Nichols doesn’t address biases of perception and cognition in his PBS short, or epistemology, how to do research, marketing ploys, the DK effect…. instead he appealed to expertise, which is a logical fallacy anyway, but then he forgot to use his expertise to make his point. It was a failure at rhetoric, his solution is an oversimplification of a deep problem, and his approach lacked wisdom or resilience. These are newbie mistakes. He made a clickbait assertion, the kind of thing everyone already knows and would like to feel vindicated in. A thoughtful monologue or essay would use that as a starting point to explain where this universally acknowledged problem comes from and how to mitigate it. 

As a nonfiction writer, my task is to keep you reading to the end, because I’ve made the case early on that I’m not going to waste your time. I challenge the kind of common knowledge most readers are prepared to defend, beyond egg-frying to parenting and the nature of self. Every day I practice at living with anxiety and uncertainty, at questioning my own assumptions, asking myself how I know what I know. This is the creative process of my expertise.

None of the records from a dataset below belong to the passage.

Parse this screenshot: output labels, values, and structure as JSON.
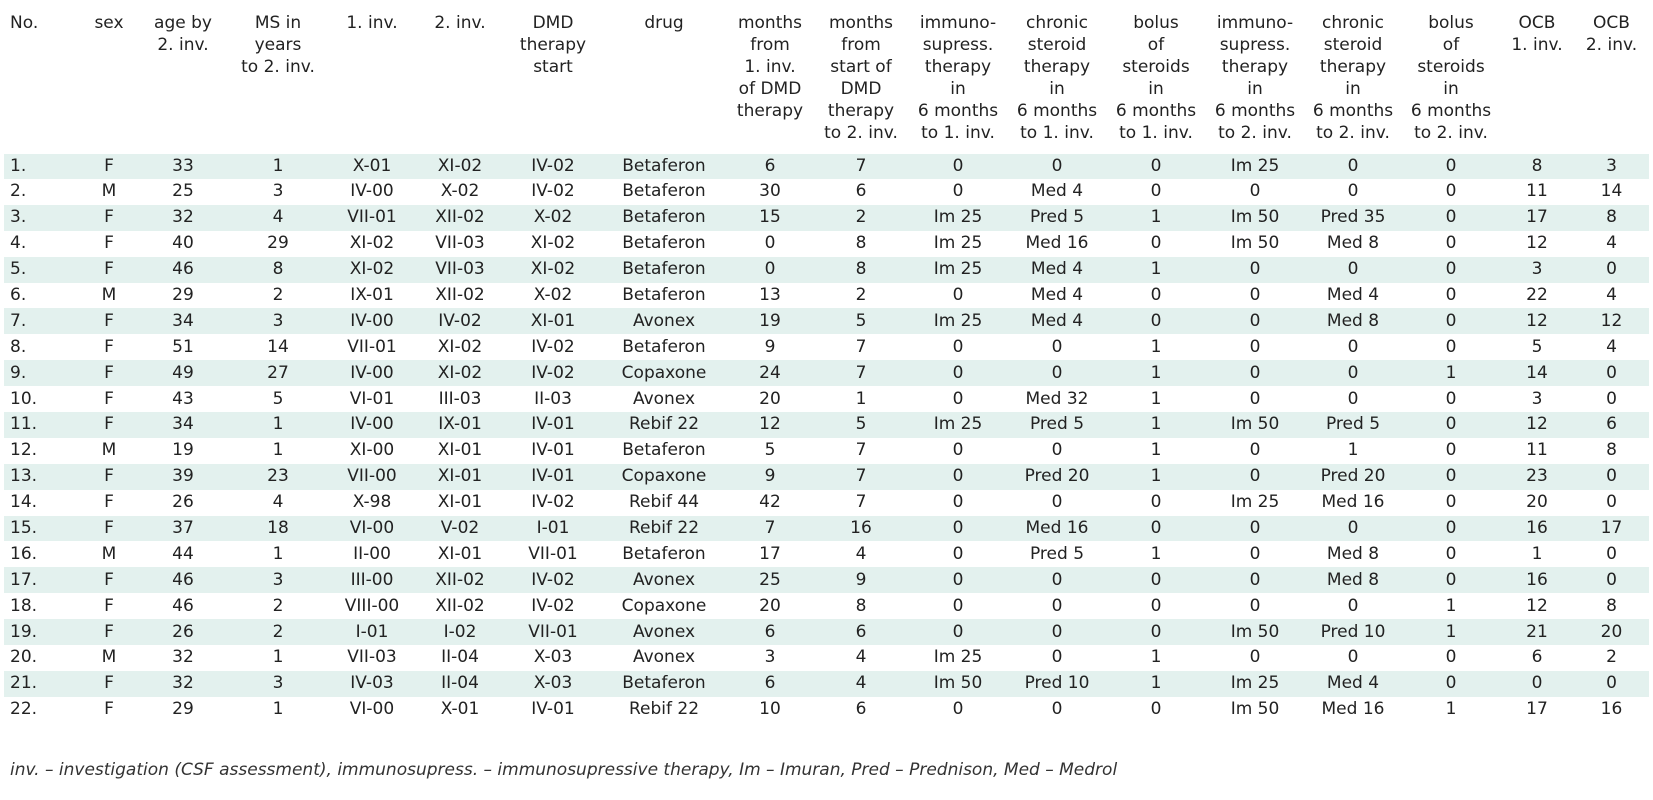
{
  "table": {
    "columns": [
      {
        "key": "no",
        "lines": [
          "No."
        ]
      },
      {
        "key": "sex",
        "lines": [
          "sex"
        ]
      },
      {
        "key": "age",
        "lines": [
          "age by",
          "2. inv."
        ]
      },
      {
        "key": "ms_years",
        "lines": [
          "MS in",
          "years",
          "to 2. inv."
        ]
      },
      {
        "key": "inv1",
        "lines": [
          "1. inv."
        ]
      },
      {
        "key": "inv2",
        "lines": [
          "2. inv."
        ]
      },
      {
        "key": "dmd_start",
        "lines": [
          "DMD",
          "therapy",
          "start"
        ]
      },
      {
        "key": "drug",
        "lines": [
          "drug"
        ]
      },
      {
        "key": "months_from_inv1",
        "lines": [
          "months",
          "from",
          "1. inv.",
          "of DMD",
          "therapy"
        ]
      },
      {
        "key": "months_from_start",
        "lines": [
          "months",
          "from",
          "start of",
          "DMD",
          "therapy",
          "to 2. inv."
        ]
      },
      {
        "key": "immuno_inv1",
        "lines": [
          "immuno-",
          "supress.",
          "therapy",
          "in",
          "6 months",
          "to 1. inv."
        ]
      },
      {
        "key": "steroid_inv1",
        "lines": [
          "chronic",
          "steroid",
          "therapy",
          "in",
          "6 months",
          "to 1. inv."
        ]
      },
      {
        "key": "bolus_inv1",
        "lines": [
          "bolus",
          "of",
          "steroids",
          "in",
          "6 months",
          "to 1. inv."
        ]
      },
      {
        "key": "immuno_inv2",
        "lines": [
          "immuno-",
          "supress.",
          "therapy",
          "in",
          "6 months",
          "to 2. inv."
        ]
      },
      {
        "key": "steroid_inv2",
        "lines": [
          "chronic",
          "steroid",
          "therapy",
          "in",
          "6 months",
          "to 2. inv."
        ]
      },
      {
        "key": "bolus_inv2",
        "lines": [
          "bolus",
          "of",
          "steroids",
          "in",
          "6 months",
          "to 2. inv."
        ]
      },
      {
        "key": "ocb1",
        "lines": [
          "OCB",
          "1. inv."
        ]
      },
      {
        "key": "ocb2",
        "lines": [
          "OCB",
          "2. inv."
        ]
      }
    ],
    "rows": [
      [
        "1.",
        "F",
        "33",
        "1",
        "X-01",
        "XI-02",
        "IV-02",
        "Betaferon",
        "6",
        "7",
        "0",
        "0",
        "0",
        "Im 25",
        "0",
        "0",
        "8",
        "3"
      ],
      [
        "2.",
        "M",
        "25",
        "3",
        "IV-00",
        "X-02",
        "IV-02",
        "Betaferon",
        "30",
        "6",
        "0",
        "Med 4",
        "0",
        "0",
        "0",
        "0",
        "11",
        "14"
      ],
      [
        "3.",
        "F",
        "32",
        "4",
        "VII-01",
        "XII-02",
        "X-02",
        "Betaferon",
        "15",
        "2",
        "Im 25",
        "Pred 5",
        "1",
        "Im 50",
        "Pred 35",
        "0",
        "17",
        "8"
      ],
      [
        "4.",
        "F",
        "40",
        "29",
        "XI-02",
        "VII-03",
        "XI-02",
        "Betaferon",
        "0",
        "8",
        "Im 25",
        "Med 16",
        "0",
        "Im 50",
        "Med 8",
        "0",
        "12",
        "4"
      ],
      [
        "5.",
        "F",
        "46",
        "8",
        "XI-02",
        "VII-03",
        "XI-02",
        "Betaferon",
        "0",
        "8",
        "Im 25",
        "Med 4",
        "1",
        "0",
        "0",
        "0",
        "3",
        "0"
      ],
      [
        "6.",
        "M",
        "29",
        "2",
        "IX-01",
        "XII-02",
        "X-02",
        "Betaferon",
        "13",
        "2",
        "0",
        "Med 4",
        "0",
        "0",
        "Med 4",
        "0",
        "22",
        "4"
      ],
      [
        "7.",
        "F",
        "34",
        "3",
        "IV-00",
        "IV-02",
        "XI-01",
        "Avonex",
        "19",
        "5",
        "Im 25",
        "Med 4",
        "0",
        "0",
        "Med 8",
        "0",
        "12",
        "12"
      ],
      [
        "8.",
        "F",
        "51",
        "14",
        "VII-01",
        "XI-02",
        "IV-02",
        "Betaferon",
        "9",
        "7",
        "0",
        "0",
        "1",
        "0",
        "0",
        "0",
        "5",
        "4"
      ],
      [
        "9.",
        "F",
        "49",
        "27",
        "IV-00",
        "XI-02",
        "IV-02",
        "Copaxone",
        "24",
        "7",
        "0",
        "0",
        "1",
        "0",
        "0",
        "1",
        "14",
        "0"
      ],
      [
        "10.",
        "F",
        "43",
        "5",
        "VI-01",
        "III-03",
        "II-03",
        "Avonex",
        "20",
        "1",
        "0",
        "Med 32",
        "1",
        "0",
        "0",
        "0",
        "3",
        "0"
      ],
      [
        "11.",
        "F",
        "34",
        "1",
        "IV-00",
        "IX-01",
        "IV-01",
        "Rebif 22",
        "12",
        "5",
        "Im 25",
        "Pred 5",
        "1",
        "Im 50",
        "Pred 5",
        "0",
        "12",
        "6"
      ],
      [
        "12.",
        "M",
        "19",
        "1",
        "XI-00",
        "XI-01",
        "IV-01",
        "Betaferon",
        "5",
        "7",
        "0",
        "0",
        "1",
        "0",
        "1",
        "0",
        "11",
        "8"
      ],
      [
        "13.",
        "F",
        "39",
        "23",
        "VII-00",
        "XI-01",
        "IV-01",
        "Copaxone",
        "9",
        "7",
        "0",
        "Pred 20",
        "1",
        "0",
        "Pred 20",
        "0",
        "23",
        "0"
      ],
      [
        "14.",
        "F",
        "26",
        "4",
        "X-98",
        "XI-01",
        "IV-02",
        "Rebif 44",
        "42",
        "7",
        "0",
        "0",
        "0",
        "Im 25",
        "Med 16",
        "0",
        "20",
        "0"
      ],
      [
        "15.",
        "F",
        "37",
        "18",
        "VI-00",
        "V-02",
        "I-01",
        "Rebif 22",
        "7",
        "16",
        "0",
        "Med 16",
        "0",
        "0",
        "0",
        "0",
        "16",
        "17"
      ],
      [
        "16.",
        "M",
        "44",
        "1",
        "II-00",
        "XI-01",
        "VII-01",
        "Betaferon",
        "17",
        "4",
        "0",
        "Pred 5",
        "1",
        "0",
        "Med 8",
        "0",
        "1",
        "0"
      ],
      [
        "17.",
        "F",
        "46",
        "3",
        "III-00",
        "XII-02",
        "IV-02",
        "Avonex",
        "25",
        "9",
        "0",
        "0",
        "0",
        "0",
        "Med 8",
        "0",
        "16",
        "0"
      ],
      [
        "18.",
        "F",
        "46",
        "2",
        "VIII-00",
        "XII-02",
        "IV-02",
        "Copaxone",
        "20",
        "8",
        "0",
        "0",
        "0",
        "0",
        "0",
        "1",
        "12",
        "8"
      ],
      [
        "19.",
        "F",
        "26",
        "2",
        "I-01",
        "I-02",
        "VII-01",
        "Avonex",
        "6",
        "6",
        "0",
        "0",
        "0",
        "Im 50",
        "Pred 10",
        "1",
        "21",
        "20"
      ],
      [
        "20.",
        "M",
        "32",
        "1",
        "VII-03",
        "II-04",
        "X-03",
        "Avonex",
        "3",
        "4",
        "Im 25",
        "0",
        "1",
        "0",
        "0",
        "0",
        "6",
        "2"
      ],
      [
        "21.",
        "F",
        "32",
        "3",
        "IV-03",
        "II-04",
        "X-03",
        "Betaferon",
        "6",
        "4",
        "Im 50",
        "Pred 10",
        "1",
        "Im 25",
        "Med 4",
        "0",
        "0",
        "0"
      ],
      [
        "22.",
        "F",
        "29",
        "1",
        "VI-00",
        "X-01",
        "IV-01",
        "Rebif 22",
        "10",
        "6",
        "0",
        "0",
        "0",
        "Im 50",
        "Med 16",
        "1",
        "17",
        "16"
      ]
    ]
  },
  "footnote": "inv. – investigation (CSF assessment), immunosupress. – immunosupressive therapy, Im – Imuran, Pred – Prednison, Med – Medrol"
}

Mastery of a subject places me in a community of knowledge, participant in a conversation among master-peers, and that kind of social acceptance is a heady thing, a euphoria the Dunning-Kruger effect emulates. It’s why humility remains so important, my biggest challenge, and one I hope never to forget, even when the subject is one I feel mastery over—maybe even especially at those times. Because the thrill of knowing is rewarding, and thinking I know something is the opiate of the dilettante.